Pub Date: Aug. 25th, 2014
ISBN: 978-0-87140-314-8
Publisher: Liveright/Norton

Award-winning cartoonist/illustrator/author/playwright Feiffer (Backing into Forward, 2010, etc.) delivers his first graphic novel, a sprawling, kinetic noir of giant women, jumbled identities and warped relations.

Annie Hannigan hates her mother. The resentment—and teenage Annie’s incessant acting up—stems from her sense that mom Elsie has abandoned her since the murder of Annie’s father, an honest cop who ran afoul of the mob during Prohibition. Lately Elsie has been busy working as the secretary of alcoholic, abrasive private eye Neil Hammond, an associate of her late husband’s who promised to solve the murder, though he's made little progress for two years.

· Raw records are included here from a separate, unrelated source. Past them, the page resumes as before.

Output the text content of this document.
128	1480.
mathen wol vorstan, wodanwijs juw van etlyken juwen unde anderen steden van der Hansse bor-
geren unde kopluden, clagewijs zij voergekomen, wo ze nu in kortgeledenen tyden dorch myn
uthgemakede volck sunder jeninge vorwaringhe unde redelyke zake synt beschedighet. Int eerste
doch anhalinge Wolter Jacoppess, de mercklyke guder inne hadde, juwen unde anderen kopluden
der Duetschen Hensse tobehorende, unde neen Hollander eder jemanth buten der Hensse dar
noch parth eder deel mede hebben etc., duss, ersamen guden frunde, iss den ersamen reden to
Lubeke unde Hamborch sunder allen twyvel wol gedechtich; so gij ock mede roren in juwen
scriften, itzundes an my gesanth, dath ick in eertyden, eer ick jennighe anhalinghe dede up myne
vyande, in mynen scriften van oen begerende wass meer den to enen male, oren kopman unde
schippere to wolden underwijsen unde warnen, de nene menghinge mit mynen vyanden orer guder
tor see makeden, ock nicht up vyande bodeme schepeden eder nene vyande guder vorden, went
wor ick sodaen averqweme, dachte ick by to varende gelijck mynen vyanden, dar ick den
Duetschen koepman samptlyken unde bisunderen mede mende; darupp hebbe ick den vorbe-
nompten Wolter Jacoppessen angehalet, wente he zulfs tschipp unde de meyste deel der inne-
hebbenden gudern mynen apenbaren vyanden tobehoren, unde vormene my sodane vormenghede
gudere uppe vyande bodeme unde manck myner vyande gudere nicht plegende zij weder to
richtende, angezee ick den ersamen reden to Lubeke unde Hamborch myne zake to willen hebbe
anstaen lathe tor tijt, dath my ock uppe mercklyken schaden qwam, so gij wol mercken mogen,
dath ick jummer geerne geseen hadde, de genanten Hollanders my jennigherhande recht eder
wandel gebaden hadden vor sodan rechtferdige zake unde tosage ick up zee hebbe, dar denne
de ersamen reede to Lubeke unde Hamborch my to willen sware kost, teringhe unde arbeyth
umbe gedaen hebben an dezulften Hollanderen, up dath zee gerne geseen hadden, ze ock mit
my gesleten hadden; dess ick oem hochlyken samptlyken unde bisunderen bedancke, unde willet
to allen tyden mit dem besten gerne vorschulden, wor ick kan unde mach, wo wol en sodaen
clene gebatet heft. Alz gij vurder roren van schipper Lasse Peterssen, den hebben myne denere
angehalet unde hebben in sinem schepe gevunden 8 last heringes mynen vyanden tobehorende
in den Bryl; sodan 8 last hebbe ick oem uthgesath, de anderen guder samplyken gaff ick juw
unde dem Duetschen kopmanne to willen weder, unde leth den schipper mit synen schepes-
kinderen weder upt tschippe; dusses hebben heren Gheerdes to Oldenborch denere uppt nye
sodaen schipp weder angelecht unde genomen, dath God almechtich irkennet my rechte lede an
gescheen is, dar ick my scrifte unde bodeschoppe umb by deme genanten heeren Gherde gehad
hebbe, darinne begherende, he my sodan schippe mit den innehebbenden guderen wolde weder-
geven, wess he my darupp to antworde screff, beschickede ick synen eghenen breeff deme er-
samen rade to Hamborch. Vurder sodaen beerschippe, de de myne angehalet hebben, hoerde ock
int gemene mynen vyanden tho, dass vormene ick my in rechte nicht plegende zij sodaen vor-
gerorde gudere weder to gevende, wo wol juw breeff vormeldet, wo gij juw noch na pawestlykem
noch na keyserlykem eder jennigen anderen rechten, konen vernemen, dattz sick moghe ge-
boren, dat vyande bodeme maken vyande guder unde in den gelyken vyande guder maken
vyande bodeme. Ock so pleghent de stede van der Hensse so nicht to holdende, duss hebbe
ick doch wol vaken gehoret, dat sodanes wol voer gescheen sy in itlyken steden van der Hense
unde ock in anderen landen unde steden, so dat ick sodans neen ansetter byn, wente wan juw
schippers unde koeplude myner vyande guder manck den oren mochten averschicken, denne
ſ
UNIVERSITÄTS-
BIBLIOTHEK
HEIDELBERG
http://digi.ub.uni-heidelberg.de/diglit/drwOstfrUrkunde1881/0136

When a towering, classy blonde steps into Hammond’s office and hires him to track down an equally tall, equally blonde woman, it sets off a series of events that will pepper the subsequent decade with bullets, beatings and betrayals. Mixed in is a prizefighter who is light on his feet but down in the mouth; Annie’s milquetoast partner in crime who comes into his own while serving in WWII’s Pacific theater; fleshy scandals of golden-age Hollywood; a mysterious bat-wielding giant of a woman who communicates only through song; and Feiffer’s twistedly comic take on humanity. Things come to a head during a USO show in the jungles of Tarawa, where parties bristle with cross-purposes and secret agendas until gunfire lays the truth bare. The story is wickedly imagined and deftly plotted, drawing on numerous classic noir influences while including charmingly unique flourishes like Elsie thwarting a pack of street toughs (one of whom wears a crown à la Jughead) after appropriating a pistol from a disagreeable communist liquor-store clerk. Feiffer’s illustrations have a rough-hewn quality, with the jumbled lines of his figures and faces clumping evocatively like Giacometti sculptures, while his human forms move with the fluidity of Degas’ horses across open panels of dancing and boxing. The entire work feels pulled from an earlier time yet explosively modern, a madcap relic animated by an outrageous mind.

An unusual, unforgettable, incomparable pulpy punch.